Imagem ilustrativa da imagem Nos Passos da Madre
| Foto: Acervo Missionárias Claretianas/Divulgação

Querida Madre Leônia,

Hoje, como faço sempre, caminhei pelo teu jardim. Aqui tudo faz pensar em ti: a casa, a igreja, o santuário, a escola, a creche, o asilo, a ermida, o parquinho das crianças, as árvores, as flores, os pássaros... Trinta e nove anos depois de tua volta ao Pai, segues sendo uma presença viva na cidade. Mas não apenas nela: tuas filhas estão nos cinco continentes, fazendo o bem aos que precisam.

No teu jardim, Madre, há os Passos do Calvário. De certa forma, todos os filhos de Deus cumprem essas estações na vida. Contigo não foi diferente: tu também caíste ao conduzir a cruz; tu também tiveste o rosto enxugado por Verônica; tu também consolaste as mulheres de Jerusalém; tu também foste ajudada por Simão Cirineu; tu também entregaste o espírito a Deus; tu também ressuscitaste com Cristo para a vida eterna.

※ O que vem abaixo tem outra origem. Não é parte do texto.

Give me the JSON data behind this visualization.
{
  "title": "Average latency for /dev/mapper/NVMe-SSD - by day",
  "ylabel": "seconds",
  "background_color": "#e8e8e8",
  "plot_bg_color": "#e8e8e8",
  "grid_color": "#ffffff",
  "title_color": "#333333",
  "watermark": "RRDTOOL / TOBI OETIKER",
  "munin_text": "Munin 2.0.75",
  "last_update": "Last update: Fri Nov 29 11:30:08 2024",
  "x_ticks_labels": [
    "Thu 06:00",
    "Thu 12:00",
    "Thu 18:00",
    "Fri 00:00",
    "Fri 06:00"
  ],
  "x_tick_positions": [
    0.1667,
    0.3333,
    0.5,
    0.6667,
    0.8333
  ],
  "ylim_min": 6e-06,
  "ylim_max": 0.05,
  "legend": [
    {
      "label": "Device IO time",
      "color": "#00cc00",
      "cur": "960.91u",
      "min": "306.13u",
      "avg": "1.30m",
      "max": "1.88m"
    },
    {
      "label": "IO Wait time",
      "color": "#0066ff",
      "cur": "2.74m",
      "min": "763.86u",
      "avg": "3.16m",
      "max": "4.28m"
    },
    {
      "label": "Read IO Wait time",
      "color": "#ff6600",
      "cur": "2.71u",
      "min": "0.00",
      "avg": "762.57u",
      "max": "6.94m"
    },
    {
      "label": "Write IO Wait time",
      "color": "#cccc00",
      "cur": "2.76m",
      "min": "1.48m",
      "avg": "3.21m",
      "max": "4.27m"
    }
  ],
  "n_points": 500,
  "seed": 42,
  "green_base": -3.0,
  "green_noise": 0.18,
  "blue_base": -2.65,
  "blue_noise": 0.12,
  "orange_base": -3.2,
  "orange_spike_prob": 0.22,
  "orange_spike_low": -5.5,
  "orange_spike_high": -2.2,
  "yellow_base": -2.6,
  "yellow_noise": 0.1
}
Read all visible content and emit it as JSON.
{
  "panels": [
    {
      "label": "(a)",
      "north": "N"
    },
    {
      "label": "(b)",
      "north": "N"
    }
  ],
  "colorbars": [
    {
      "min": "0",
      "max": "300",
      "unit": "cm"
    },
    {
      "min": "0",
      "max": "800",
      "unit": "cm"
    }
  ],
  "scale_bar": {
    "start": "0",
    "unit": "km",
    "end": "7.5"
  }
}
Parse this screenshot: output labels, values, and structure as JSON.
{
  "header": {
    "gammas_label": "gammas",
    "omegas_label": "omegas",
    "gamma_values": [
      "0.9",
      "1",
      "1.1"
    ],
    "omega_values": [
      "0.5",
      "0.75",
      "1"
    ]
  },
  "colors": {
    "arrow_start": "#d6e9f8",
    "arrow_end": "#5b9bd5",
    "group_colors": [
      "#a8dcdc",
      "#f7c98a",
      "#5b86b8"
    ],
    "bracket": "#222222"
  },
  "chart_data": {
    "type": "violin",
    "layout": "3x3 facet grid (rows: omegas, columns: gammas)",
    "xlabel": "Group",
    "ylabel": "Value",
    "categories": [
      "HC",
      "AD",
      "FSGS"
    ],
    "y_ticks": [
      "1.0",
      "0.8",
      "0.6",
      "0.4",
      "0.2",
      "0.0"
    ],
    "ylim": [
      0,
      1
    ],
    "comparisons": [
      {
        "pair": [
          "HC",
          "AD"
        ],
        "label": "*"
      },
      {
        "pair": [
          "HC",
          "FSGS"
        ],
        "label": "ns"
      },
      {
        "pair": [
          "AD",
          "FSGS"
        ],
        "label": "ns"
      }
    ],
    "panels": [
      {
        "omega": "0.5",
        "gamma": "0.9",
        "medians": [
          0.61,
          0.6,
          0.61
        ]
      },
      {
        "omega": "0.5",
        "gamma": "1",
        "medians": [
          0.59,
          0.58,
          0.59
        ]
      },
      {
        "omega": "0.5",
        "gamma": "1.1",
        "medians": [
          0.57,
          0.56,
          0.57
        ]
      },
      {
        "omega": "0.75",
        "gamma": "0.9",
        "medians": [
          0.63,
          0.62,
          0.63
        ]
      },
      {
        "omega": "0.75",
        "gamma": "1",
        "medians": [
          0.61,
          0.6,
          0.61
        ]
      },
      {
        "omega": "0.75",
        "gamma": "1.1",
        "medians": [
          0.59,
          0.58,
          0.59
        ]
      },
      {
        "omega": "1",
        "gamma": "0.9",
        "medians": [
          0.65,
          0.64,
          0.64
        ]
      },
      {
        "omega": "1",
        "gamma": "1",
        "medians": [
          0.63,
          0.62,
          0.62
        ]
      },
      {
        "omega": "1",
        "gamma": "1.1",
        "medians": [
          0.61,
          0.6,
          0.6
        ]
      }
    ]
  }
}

Conversei com uma de tuas filhas dias atrás. Ela chegou à Congregação há 38 anos, pouco tempo depois de tua passagem. No entanto, ela te viu, minha santa: “Conheci Madre Leônia pelas lágrimas das irmãs”. Hoje, essa mesma irmã ensina sobre ti, em um encontro espiritual denominado “Nos Passos da Madre”. Muitas pessoas — homens e mulheres, adultos e jovens, ricos e pobres — querem aprender o caminho do Céu contigo. Precisamos do teu exemplo e da tua força, cuja fonte é Jesus Cristo. Queremos ser pequenos Cirineus, e ajudar a carregar a cruz da nossa Igreja contigo.

Ah, Madre, ensina-nos a permanecer firmes e fortes mesmo quando o tempo se faz nebuloso, mesmo quando as ventanias e as tempestades fustigam o nosso pequeno o barco. Orienta-nos pelas veredas da compreensão e da lucidez, de modo que a alegria não nos abandone mesmo nos dias mais amargos. Madre, ensina-nos a sorrir como tu sorriste diante das dificuldades.

Trata-nos, ó Madre, com o mesmo carinho e compaixão com que tratavas os teus órfãos. Há momentos em que nos sentimos como eles. Faze-nos, então, enxergar a face do Pai Criador; ouvir o anúncio do Filho Redentor; e sentir o Espírito amoroso. Acolhe-nos como Nossa Mãe acolheu o Menino.

Um dia, tu sentiste a angústia e a incompreensão dos superiores. Foi a tua jornada dolorosa, conforme escreveste:

“Durante seis meses, fui envolvida por muitas calúnias e contradições... e foi assim que me associei aos sofrimentos do meu Jesus Crucificado. (...) Afastaram-me para uma casa de montanha, onde fui vigiada e impedida de comunicar-me com as pessoas.”

Mas a tua persistência foi recompensada. Em 1957, depois que recorreste à Nunciatura Apostólica do Brasil, eis que surgiu um homem bondoso e iluminado, Dom Geraldo Fernandes, primeiro bispo de Londrina. Com ele, fundaste a Congregação das Missionárias de Santo Antônio Maria Claret.

Nós também, querida Madre Leônia, às vezes somos incompreendidos por nossos superiores, a quem devemos obediência e respeito, mas não submissão cega. Um dia, aqueles entre nós que padecem na dúvida e na angústia terão as suas preces ouvidas.

Percorreremos os teus passos, ó serva de Deus Madre Leônia, na esperança de dias luminosos e felizes em nossa cidade, em nosso país, em nossa Igreja.